An entirely femtosecond laser (fs-laser) based process for the production of stable, enlarged and alloyed nickel surfaces is presented. The process allows the use of metal foils and aqueous salt solutions as alloying element sources. We alloy iron from an aqueous element source as well as molybdenum and cobalt from commercially available foils on nickel mesh surfaces without further coating process. It is shown that the content of alloyed iron on the nickel mesh surface structured with the fs-laser depends on the concentration of the aqueous iron(II) sulfate solution used. The alloy content of cobalt and molybdenum is controlled by adjustable laser parameters. Cross-sections prepared by a focused ion beam and subsequent energy dispersive X-ray spectroscopy shows that molybdenum and nickel form alloyed nanoscale particles on the structured nickel surface. The combination of an aqueous iron(II) sulfate solution and a molybdenum metal foil leads to a ternary nickel-molybdenum-iron surface alloy. The presented fs-laser alloying process can be applied to further metal combinations and offers the potential to create new materials and properties.

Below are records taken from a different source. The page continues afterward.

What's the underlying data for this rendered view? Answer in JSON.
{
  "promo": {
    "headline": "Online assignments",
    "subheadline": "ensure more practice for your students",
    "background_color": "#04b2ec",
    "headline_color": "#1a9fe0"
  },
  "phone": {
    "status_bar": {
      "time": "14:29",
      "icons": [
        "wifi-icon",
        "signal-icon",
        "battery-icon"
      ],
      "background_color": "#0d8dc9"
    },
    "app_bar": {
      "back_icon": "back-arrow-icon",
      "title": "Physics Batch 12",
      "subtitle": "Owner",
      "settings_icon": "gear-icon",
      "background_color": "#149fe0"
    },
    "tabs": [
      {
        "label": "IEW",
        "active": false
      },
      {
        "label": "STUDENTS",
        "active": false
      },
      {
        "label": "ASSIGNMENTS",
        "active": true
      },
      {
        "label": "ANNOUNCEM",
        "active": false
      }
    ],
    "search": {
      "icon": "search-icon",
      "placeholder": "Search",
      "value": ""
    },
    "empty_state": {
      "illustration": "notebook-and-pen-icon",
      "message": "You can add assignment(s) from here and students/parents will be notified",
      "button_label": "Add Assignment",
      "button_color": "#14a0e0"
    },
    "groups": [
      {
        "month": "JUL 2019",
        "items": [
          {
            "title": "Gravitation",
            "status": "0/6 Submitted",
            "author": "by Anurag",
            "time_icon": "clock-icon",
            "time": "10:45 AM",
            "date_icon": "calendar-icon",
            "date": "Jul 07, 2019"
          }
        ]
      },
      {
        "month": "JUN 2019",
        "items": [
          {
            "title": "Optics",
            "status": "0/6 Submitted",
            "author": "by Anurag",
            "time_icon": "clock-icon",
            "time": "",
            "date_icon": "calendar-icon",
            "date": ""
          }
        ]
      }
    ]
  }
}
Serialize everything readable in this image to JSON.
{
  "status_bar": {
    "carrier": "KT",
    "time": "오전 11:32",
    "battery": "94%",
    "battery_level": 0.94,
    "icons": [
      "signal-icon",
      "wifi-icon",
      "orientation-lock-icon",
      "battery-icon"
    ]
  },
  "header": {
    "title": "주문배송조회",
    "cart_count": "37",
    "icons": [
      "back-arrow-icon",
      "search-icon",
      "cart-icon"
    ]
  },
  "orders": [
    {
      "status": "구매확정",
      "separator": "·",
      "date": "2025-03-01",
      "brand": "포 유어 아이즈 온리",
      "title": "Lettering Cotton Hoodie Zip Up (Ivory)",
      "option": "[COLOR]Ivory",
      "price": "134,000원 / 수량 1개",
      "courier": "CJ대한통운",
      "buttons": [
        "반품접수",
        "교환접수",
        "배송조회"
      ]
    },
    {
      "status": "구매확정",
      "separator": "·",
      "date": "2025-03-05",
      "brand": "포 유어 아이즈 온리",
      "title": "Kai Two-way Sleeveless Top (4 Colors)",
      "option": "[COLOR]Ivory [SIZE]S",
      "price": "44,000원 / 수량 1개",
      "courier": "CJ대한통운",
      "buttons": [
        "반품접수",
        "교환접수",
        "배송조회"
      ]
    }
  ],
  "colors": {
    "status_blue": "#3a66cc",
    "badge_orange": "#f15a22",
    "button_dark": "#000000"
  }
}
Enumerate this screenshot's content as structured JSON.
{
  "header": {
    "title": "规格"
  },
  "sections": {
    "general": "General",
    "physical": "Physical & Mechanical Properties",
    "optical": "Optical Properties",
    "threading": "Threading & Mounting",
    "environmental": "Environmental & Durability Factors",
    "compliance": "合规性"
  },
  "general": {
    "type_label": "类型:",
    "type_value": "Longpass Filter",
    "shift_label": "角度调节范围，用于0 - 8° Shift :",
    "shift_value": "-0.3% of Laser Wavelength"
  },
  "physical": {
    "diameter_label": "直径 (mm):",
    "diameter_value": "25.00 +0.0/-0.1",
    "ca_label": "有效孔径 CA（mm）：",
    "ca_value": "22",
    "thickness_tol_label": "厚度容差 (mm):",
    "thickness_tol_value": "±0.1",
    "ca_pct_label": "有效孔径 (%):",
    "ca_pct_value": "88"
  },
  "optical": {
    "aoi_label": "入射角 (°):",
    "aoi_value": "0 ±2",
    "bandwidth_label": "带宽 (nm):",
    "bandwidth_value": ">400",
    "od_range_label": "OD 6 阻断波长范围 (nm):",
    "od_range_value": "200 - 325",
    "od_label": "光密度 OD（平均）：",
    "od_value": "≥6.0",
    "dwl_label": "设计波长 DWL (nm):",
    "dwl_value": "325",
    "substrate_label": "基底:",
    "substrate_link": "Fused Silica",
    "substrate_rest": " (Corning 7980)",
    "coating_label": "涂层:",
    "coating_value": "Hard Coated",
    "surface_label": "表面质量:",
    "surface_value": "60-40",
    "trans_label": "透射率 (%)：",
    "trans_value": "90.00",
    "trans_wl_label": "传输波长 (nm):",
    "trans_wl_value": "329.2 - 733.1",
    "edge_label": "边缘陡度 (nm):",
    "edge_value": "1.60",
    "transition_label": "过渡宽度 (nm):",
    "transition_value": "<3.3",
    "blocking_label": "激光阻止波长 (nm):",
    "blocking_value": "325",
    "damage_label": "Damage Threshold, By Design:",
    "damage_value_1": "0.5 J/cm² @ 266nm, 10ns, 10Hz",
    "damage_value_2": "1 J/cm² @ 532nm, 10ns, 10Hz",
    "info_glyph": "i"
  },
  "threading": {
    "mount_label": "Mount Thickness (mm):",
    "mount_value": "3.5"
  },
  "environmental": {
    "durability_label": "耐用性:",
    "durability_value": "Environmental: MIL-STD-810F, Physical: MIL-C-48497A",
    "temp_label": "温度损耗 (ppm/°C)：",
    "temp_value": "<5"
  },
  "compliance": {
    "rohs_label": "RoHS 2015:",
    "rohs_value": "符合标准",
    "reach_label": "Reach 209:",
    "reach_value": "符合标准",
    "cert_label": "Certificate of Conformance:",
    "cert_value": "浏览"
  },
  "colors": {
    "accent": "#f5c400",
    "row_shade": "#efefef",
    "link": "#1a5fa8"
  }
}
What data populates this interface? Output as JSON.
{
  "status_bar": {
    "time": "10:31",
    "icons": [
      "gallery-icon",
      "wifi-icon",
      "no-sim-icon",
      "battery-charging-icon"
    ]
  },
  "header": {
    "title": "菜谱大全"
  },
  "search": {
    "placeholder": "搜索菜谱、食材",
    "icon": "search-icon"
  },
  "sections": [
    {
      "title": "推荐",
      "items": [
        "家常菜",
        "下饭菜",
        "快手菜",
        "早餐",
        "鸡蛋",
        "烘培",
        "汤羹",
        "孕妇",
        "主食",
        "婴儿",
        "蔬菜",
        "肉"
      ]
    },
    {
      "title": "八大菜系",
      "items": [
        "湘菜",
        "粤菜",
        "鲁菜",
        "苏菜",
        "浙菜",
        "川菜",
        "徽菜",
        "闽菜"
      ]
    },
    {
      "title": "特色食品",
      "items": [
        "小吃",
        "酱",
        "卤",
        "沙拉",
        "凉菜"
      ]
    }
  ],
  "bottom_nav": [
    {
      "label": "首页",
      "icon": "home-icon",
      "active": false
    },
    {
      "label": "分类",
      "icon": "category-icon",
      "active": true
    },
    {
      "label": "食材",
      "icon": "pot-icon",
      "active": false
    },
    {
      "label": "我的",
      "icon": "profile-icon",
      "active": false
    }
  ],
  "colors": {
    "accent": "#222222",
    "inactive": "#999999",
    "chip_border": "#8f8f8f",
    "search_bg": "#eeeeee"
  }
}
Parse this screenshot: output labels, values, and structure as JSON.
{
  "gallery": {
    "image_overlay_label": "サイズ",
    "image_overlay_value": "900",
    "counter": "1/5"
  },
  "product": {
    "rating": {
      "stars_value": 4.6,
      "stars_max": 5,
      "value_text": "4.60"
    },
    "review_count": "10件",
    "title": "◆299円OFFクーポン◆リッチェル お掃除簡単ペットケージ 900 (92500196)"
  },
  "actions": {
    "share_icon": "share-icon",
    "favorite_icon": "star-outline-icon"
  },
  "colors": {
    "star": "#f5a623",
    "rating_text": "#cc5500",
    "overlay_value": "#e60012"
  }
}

提出了一种完全基于飞秒激光（fs-laser）的工艺，用于生产稳定，扩大和合金化的镍表面。该方法允许使用金属箔和盐水溶液作为合金元素源。我们将镍元素表面的水元素来源的铁以及钼箔和钴从市售箔中合金化而无需进一步的涂覆工艺。结果表明，由fs-激光构成的镍网表面的合金铁含量取决于所用硫酸铁（II）水溶液的浓度。钴和钼的合金含量由可调节的激光参数控制。通过聚焦离子束和随后的能量色散X射线光谱学制备的横截面显示，钼和镍在结构化的镍表面上形成合金化的纳米级颗粒。硫酸铁（II）水溶液和钼金属箔的组合产生三元镍-钼-铁表面合金。提出的fs-激光合金化工艺可以应用于其他金属组合，并具有创造新材料和性能的潜力。